Event Reports

Prof. Dr. Thomas Demmelhuber lectures on EU-Middle East relations at Birzeit University

by Abeer Zaghari
Professor Dr. Demmelhuber from the Friedrich-Alexander-University of Erlangen-Nürnberg in Germany visits Birzeit University and gives a lecture about the foreign policy of the European Union towards the Middle East.
Our partner, the Ibrahim Abu Lughod-Institute, had the chance to invite Professor Dr. Thomas Demmelhuber during his visit to Birzeit University. The German political scientist shared his expertise on the EU foreign policy towards the Middle East. His main premise was that EU foreign policy in the Mediterranean is getting increasingly pragmatic as the decision-making is driven by security and stability.

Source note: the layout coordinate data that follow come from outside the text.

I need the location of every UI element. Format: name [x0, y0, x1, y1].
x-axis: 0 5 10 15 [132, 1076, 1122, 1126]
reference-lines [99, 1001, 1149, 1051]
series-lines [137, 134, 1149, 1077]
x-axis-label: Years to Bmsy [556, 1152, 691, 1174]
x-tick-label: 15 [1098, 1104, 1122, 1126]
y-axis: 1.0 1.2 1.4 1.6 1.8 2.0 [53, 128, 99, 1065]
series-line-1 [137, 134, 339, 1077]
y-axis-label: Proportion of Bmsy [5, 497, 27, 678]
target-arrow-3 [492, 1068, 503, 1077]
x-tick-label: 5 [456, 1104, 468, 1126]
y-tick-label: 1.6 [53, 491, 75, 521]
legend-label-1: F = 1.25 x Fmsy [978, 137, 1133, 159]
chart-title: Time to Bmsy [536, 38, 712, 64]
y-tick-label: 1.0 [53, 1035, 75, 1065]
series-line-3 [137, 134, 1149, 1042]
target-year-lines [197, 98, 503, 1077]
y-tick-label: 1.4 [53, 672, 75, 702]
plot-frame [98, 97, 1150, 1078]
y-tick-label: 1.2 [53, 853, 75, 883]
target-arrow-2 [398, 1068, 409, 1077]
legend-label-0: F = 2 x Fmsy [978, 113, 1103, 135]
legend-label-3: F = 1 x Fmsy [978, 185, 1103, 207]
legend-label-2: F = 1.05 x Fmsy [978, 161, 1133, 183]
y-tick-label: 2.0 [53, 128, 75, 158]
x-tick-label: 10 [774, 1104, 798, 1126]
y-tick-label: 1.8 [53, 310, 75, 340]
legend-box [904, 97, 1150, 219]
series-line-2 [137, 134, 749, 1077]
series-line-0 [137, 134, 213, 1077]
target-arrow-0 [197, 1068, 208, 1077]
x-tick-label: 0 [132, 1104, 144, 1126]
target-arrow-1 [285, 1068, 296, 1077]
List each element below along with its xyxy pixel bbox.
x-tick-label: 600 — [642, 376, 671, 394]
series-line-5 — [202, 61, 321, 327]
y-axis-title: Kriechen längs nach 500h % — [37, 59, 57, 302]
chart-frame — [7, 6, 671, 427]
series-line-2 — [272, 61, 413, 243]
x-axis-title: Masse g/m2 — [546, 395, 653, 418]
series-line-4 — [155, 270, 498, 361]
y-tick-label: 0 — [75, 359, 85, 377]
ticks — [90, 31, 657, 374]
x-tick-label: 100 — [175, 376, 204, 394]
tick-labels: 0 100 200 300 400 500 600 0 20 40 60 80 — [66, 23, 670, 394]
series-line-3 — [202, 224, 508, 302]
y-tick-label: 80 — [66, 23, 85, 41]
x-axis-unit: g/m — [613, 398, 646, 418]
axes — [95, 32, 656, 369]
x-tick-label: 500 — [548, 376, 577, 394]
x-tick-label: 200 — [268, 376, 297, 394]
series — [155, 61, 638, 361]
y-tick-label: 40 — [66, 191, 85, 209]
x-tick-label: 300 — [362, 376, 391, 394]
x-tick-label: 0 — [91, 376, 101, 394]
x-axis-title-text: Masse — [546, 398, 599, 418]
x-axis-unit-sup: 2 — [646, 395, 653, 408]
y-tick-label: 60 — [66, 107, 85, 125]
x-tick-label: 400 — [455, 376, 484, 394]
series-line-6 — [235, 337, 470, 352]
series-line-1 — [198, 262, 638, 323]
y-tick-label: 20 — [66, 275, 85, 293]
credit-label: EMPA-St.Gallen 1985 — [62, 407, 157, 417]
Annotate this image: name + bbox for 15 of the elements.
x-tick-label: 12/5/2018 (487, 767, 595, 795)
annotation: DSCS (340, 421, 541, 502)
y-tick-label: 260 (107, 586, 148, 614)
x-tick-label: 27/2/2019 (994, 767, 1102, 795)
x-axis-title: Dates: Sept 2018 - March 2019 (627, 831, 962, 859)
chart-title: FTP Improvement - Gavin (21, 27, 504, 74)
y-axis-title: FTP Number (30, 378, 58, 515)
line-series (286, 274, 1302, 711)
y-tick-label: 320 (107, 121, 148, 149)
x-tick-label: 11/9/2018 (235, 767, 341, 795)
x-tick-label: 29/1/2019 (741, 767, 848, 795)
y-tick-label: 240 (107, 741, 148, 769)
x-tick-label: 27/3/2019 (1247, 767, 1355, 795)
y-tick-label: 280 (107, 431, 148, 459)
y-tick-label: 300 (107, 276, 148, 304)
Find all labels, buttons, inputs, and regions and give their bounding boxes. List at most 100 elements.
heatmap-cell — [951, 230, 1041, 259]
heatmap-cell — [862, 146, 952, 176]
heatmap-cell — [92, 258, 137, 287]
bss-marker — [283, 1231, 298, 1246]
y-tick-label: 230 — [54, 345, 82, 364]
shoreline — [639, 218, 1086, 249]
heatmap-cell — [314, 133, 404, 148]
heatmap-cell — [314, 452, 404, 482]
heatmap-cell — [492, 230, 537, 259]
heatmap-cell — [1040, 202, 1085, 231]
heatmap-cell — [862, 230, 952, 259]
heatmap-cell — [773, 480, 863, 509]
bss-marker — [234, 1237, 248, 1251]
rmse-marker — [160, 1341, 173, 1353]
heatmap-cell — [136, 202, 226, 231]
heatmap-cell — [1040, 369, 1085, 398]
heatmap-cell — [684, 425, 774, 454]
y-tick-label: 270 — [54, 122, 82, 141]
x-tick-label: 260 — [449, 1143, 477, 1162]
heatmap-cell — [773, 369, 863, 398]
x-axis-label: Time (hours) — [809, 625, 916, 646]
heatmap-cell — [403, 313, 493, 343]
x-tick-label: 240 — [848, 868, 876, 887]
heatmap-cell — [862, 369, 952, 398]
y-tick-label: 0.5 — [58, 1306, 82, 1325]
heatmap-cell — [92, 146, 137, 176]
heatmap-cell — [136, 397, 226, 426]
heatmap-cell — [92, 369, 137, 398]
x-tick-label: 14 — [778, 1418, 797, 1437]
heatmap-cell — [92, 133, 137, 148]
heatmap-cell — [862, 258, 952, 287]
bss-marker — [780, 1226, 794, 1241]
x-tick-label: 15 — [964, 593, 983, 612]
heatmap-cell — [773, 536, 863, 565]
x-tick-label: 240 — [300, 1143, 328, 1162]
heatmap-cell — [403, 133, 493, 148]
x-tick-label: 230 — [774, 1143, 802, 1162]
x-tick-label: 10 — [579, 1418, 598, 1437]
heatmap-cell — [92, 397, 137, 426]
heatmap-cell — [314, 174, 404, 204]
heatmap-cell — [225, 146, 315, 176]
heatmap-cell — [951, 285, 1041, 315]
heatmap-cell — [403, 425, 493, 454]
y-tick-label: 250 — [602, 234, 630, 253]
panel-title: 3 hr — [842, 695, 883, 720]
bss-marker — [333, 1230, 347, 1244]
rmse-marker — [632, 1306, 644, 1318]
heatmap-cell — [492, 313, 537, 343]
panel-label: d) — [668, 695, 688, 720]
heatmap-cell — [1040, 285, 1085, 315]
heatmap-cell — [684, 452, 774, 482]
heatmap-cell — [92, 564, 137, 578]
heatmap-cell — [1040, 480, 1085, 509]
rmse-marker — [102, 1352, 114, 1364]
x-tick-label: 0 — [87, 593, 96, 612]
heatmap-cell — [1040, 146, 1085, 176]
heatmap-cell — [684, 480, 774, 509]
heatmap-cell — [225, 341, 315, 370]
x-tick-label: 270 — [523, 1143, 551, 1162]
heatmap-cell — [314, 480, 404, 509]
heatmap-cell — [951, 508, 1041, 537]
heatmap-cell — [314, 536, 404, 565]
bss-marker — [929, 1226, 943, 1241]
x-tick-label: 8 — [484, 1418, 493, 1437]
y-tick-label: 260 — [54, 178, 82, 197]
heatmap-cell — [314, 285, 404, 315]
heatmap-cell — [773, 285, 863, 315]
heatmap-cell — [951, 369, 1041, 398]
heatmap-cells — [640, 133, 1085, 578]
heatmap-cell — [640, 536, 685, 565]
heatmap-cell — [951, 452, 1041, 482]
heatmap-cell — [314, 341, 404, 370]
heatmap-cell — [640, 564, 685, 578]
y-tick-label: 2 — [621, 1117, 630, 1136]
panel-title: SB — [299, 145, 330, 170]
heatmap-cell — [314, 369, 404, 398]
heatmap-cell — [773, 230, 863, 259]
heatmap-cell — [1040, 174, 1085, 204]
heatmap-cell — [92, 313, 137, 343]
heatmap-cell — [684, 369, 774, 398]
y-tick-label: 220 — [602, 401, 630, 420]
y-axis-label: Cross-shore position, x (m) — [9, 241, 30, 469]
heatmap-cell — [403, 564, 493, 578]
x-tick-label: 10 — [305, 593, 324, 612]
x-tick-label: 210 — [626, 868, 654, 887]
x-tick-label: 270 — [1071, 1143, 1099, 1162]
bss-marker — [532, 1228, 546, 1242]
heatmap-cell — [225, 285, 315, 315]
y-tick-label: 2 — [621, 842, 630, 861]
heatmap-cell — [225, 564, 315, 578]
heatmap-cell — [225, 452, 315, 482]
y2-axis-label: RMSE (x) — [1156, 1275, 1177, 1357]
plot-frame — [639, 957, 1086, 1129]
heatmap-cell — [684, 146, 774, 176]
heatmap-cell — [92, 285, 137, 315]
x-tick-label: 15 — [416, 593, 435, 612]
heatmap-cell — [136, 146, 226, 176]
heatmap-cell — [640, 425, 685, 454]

The lecturer first discussed the requirements to be called a foreign policy actor such as the necessity to have institutions, a joint political will and international credibility. While the EU might lack in some aspects, especially in finding a common voice, Demmelhuber stated that the it can nevertheless be perceived as a foreign policy actor.
Concerning relations with the Middle East, he highlighted several multilateral treaties that strengthened the relation between Europe and the Middle East, in particular the Barcelona Process in 1995. He further mentioned the Berlin Declaration following the Oslo Accords in 1995, in which the EU explicitly endorsed the idea of a Palestinian statehood. However, in course of the 2004 EU enlargement, a new EU Neighborhood Policy evolved. The new challenges that the new members and especially their neighbors brought up, led to a political discourse of pragmatism. In 2011, the sudden dynamic of the Arab Uprisings caught Europe by surprise. According to Demmelhuber, the short process of EU neighbors’ democratization further contributed to the idea of a pragmatic foreign policy. Today, the normative nucleus of the EU is challenged by right-wing tendencies and an erosion of democracy.
Demmelhuber went on discussing EU-Palestine relations which started in the 1970s as part of the Euro-Arab Dialogue. As the biggest financial support to the Palestinians, the EU Commission works towards a democratic and accountable state as manifested in a set of agreements such as the Action Plan 2013 or the European Joint Strategy in support of Palestine. The latter highlights among many others the areas of governance reform, rule of law, citizen safety and human rights as well as access to self-sufficient water and energy services.
Towards the end, the lecturer touched upon the issue of product labelling and the complex implementation of respective EU law. In conclusion, the guest speaker reiterated that EU foreign policy towards the Middle East is a mixture of both, ambitious ideas but pragmatic and poor policy output.
Finally, the KAS Ramallah director Marc Frings provided the audience with a more practice-oriented view on EU foreign policy in the region while referring to the lecture. After his assessment, Frings and Demmelhuber answered the audience's questions on the topic.